If you're planning to add some of this new material to the article, I'd suggest that you not include the Usenet posting (since it's not considered a reliable source) but the other papers would be good to include as references. It would be especially interesting if you can identify any discovery made by Tim Coe that was different or in addition to what Thomas Nicely reported. The article is surprisingly thin on the technical details of the problem. Possibly a few more sentences might be added by someone who could fully digest the references. EdJohnston (talk) 02:52, 25 March 2008 (UTC)[reply]

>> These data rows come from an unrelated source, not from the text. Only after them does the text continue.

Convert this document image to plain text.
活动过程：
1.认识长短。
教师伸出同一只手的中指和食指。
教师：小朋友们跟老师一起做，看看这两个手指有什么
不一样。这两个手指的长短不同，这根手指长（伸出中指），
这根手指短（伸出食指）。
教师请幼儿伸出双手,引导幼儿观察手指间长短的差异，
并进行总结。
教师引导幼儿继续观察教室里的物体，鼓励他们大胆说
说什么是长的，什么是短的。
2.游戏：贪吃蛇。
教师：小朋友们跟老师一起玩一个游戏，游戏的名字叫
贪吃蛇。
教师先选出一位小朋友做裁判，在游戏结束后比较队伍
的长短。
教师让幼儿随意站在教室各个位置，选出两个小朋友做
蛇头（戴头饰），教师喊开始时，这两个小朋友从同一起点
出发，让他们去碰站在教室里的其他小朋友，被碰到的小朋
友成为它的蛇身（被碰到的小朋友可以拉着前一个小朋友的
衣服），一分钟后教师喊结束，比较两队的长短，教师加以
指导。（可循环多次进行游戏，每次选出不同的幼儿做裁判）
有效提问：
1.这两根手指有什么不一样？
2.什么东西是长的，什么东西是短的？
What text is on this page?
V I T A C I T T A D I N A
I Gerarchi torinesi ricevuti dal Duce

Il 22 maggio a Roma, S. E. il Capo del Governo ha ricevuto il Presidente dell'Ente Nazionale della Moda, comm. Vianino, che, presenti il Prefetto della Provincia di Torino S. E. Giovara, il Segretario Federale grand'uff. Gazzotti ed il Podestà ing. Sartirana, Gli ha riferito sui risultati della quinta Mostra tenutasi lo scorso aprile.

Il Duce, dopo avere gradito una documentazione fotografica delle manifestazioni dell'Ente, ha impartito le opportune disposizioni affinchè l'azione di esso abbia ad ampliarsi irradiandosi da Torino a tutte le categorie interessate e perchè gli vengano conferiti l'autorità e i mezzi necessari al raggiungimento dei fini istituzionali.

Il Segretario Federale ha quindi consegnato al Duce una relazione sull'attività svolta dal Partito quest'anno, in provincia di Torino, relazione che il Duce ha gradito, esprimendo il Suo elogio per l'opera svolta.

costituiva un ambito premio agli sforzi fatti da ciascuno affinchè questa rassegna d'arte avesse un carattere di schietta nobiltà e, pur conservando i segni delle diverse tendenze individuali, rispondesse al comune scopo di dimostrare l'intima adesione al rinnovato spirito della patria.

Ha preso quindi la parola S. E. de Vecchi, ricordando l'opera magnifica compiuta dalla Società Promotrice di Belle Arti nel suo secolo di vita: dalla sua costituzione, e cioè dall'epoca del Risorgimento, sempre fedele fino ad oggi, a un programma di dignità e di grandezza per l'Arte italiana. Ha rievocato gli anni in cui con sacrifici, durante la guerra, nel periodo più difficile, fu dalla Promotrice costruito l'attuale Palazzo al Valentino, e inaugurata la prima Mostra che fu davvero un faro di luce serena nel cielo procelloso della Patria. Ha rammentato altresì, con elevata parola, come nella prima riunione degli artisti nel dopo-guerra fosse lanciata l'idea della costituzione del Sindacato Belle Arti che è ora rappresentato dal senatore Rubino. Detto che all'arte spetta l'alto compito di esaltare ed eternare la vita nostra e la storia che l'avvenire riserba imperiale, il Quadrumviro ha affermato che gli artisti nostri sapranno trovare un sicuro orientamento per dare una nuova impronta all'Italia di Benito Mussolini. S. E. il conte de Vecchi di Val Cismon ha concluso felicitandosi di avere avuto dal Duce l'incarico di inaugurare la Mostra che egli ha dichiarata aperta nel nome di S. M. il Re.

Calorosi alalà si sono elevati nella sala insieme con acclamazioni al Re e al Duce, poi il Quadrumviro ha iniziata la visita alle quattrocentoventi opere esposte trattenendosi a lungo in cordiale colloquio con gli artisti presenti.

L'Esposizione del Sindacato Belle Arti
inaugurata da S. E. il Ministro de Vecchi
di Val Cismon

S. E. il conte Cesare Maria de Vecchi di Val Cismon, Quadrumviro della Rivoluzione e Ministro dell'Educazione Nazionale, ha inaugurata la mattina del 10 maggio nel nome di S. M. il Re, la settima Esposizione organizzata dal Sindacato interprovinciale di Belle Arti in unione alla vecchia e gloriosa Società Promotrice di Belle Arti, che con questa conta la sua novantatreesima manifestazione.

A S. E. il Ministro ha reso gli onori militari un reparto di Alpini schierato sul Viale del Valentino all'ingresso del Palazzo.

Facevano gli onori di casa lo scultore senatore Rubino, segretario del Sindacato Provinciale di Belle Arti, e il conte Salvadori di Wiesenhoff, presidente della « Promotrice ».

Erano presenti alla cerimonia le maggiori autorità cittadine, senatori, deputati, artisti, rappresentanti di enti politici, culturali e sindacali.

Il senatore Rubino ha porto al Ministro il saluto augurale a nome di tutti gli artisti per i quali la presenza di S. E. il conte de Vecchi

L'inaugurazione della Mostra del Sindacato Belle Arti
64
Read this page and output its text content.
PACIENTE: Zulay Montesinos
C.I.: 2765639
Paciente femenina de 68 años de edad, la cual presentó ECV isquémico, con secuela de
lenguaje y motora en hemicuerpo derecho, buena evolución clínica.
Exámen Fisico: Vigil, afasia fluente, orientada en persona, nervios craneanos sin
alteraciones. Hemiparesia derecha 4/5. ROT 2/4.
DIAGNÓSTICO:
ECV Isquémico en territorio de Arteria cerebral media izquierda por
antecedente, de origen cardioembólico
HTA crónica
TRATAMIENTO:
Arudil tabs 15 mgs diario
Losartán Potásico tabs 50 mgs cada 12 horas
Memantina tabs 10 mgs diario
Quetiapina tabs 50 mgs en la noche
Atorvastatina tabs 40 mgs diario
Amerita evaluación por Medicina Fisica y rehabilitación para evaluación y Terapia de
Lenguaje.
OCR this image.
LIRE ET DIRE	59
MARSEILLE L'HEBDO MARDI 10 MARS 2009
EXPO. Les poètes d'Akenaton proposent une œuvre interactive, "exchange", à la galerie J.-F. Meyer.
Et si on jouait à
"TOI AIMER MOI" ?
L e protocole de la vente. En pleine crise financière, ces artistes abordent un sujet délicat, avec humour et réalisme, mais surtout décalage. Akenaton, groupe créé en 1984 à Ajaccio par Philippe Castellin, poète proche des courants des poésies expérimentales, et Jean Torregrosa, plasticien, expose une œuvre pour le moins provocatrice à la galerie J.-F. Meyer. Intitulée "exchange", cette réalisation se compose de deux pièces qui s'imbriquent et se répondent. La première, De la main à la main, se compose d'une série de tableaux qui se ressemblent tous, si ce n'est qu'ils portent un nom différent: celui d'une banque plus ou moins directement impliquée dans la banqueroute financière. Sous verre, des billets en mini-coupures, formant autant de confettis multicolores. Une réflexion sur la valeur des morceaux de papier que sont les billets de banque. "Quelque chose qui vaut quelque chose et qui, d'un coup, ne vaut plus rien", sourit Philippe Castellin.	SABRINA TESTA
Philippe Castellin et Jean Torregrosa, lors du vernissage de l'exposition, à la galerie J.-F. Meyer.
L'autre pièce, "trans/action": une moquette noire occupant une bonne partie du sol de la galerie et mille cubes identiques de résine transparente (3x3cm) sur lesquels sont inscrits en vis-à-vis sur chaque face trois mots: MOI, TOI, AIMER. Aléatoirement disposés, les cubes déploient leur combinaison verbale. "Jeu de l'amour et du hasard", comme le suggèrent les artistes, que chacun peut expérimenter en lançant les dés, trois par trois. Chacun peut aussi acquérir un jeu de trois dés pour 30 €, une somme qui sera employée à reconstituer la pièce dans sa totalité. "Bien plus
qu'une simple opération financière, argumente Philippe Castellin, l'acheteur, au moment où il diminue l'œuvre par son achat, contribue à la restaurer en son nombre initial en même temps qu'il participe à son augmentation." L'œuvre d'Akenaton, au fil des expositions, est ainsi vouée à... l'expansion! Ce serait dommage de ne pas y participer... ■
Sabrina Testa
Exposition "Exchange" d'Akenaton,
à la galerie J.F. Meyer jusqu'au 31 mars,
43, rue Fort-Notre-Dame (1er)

I have asked about the newsgroup posting at WP:Reliable_sources/Noticeboard#A_reliable_newsgroup_posting. This newsgroup cost Intel millions of dollars. -- SWTPC6800 (talk) 03:02, 25 March 2008 (UTC)[reply]

It appears that Andy Grove, the Intel CEO, responded to this newsgroup.[[3]] -- SWTPC6800 (talk) 03:13, 25 March 2008 (UTC)[reply]

The two papers I was involved in concerning this bug was Coe et al as cited above and

Pratt, V.R., "Anatomy of the Pentium Bug", Proc. Theory and Practice of Software (TAPSOFT'95), Springer-Verlag Lecture Notes in Computer Science, volume LNCS 915, 97-107, Aarhus, Denmark, May 1995, available online at various places as a PDF by googling for the title, or just click on the copy at my website.

The latter paper expands on Coe's analysis of the bug, modifying it to account for additional details of the bug and in the process exposing previously hidden architectural details of the floating point unit (so the bug works a little like a linear accelerator, which reveals the structure of the nucleus by smashing particles together). The bug was caused by a miscalculation of where to truncate the lookup table used with the SRT algorithm, resulting in a row of five 2's being cleared to zero. This row had an extremely low probability of being used during random testing (Intel estimated one error in 27,000 years) making it hard to detect. Intel's statistics postulate only random data; in my paper I show that if instead one starts out with only the number 1 and repeatedly combine it with itself using the four arithmetic operations chosen at random (for example 1+1 = 2, 1/2 = .5, .5+1 = 1.5, .5/1.5 = .333…, etc.) the probability of encountering the row rises dramatically, with the bug manifesting itself every few minutes. Another bad case is "bruised" integers less than a hundred, such as 23.999927 (as caused by rounding errors when the results were supposed to be exact integers), where the bug is encountered on average every 400 divisions! --Vaughan Pratt (talk) 17:50, 4 June 2008 (UTC)[reply]

Link?

Should a link or reference be included to this subject from wiki's "Math Coprocessor"? —Preceding unsigned comment added by 68.107.184.54 (talk) 13:31, 24 June 2008 (UTC)[reply]